Checking In: The Last Grimy Mile

At the end of March, in between nor’easters in New York City, I went out for a lunchtime stroll. I wanted to check out the 14 new gleaming skyscrapers of the Hudson Yards development—a “self contained, e-commerce friendly city within a city”—where thousands of young urban professionals won’t ever have to leave their apartments to enjoy every modern convenience. E-commerce will serve most of their consumption needs.

During most of my walk I looked up. But while heading east on 33rd Street, I looked down and saw a stack of shipments piled two feet high and four feet long on the grimy sidewalk, many with that familiar smiling logo.
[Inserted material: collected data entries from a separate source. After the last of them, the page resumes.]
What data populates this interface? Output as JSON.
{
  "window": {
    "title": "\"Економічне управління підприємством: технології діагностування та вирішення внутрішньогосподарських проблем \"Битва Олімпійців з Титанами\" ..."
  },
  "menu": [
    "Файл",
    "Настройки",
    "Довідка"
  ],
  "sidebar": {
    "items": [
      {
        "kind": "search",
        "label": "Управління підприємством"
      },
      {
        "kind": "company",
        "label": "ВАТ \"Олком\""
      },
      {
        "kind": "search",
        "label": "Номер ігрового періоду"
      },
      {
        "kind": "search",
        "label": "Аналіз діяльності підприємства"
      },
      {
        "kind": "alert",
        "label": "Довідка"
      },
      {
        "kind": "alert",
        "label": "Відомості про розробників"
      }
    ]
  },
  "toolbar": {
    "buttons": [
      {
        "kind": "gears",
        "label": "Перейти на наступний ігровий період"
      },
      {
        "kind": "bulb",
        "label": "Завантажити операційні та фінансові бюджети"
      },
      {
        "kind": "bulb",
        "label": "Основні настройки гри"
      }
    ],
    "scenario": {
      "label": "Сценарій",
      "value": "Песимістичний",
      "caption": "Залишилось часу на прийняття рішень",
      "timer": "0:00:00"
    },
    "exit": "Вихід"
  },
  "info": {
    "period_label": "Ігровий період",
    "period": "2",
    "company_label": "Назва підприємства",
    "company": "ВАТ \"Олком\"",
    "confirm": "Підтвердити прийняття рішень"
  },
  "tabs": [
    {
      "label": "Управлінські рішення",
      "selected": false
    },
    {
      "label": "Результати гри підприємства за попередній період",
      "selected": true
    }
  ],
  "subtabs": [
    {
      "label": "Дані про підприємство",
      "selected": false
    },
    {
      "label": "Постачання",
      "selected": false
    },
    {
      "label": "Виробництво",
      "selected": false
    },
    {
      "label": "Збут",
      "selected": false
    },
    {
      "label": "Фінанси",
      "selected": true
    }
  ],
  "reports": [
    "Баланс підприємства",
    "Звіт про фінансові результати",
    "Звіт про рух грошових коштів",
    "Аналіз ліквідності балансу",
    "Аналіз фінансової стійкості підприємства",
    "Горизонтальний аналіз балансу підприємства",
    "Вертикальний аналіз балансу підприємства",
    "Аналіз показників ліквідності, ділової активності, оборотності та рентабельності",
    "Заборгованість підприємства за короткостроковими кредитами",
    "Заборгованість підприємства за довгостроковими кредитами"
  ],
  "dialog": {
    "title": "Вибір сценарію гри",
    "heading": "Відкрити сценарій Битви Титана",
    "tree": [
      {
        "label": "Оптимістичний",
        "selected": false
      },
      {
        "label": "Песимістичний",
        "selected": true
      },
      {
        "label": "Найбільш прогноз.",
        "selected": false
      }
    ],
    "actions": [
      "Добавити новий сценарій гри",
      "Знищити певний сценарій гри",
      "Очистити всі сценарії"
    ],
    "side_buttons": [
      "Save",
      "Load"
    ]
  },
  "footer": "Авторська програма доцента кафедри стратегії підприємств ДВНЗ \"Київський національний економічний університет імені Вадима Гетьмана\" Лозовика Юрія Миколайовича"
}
I didn’t see anyone making deliveries, so I wondered who would leave a stack of 40 packages unattended on the sidewalk, especially in midtown Manhattan. I also wondered what was in those boxes—iPhones? Food? Prescriptions?

About 12 feet away, past a pile of garbage bags and some grayish melting snow, I saw a smaller stack of packages in the street and on the sidewalk. An ununiformed worker (I assumed that’s what he was) unloaded more boxes from a beat-up, dirty, unmarked white van, while his helper sat on the van bed. He scanned boxes with his cell phone and casually added them to the pile in the gutter. Gravity was his helper. The whole situation struck me as odd because I’ve witnessed many city deliveries by professionally uniformed workers from UPS, FedEx, DHL, XPO, the U.S. Postal Service, and others, and they always keep a watchful eye on the packages they are responsible for.


Looking west back over my shoulder, I had a chain of custody chuckle. World-class DC automation, stunning warehouse technology, DC robots, cobots, new truck fleets, an air force sporting that familiar Amazon smile, drone deliveries, and e-commerce technology second to none truly builds a testament to the inventiveness and hard work of thousands of workers. Yet, in between melting snow puddles, separated by bags of NYC garbage, I saw the last mile of all that effort and technology ironically happening in the shadow of the most modern, glass-clad skyscraping apartments anywhere in the city. The 10,000 or more residents who will be Prime customers for these e-commerce deliveries likely won’t know that the deliveries they are anxiously waiting for might be bounced to the curb from the back of an aged and dented van by a casually dressed, newly hired, Uberesque delivery team.

Let’s hope this episode only reflects growing pains and not the norm. Has the uberization of freight ushered in an era of the last grimy mile? Let’s hope not.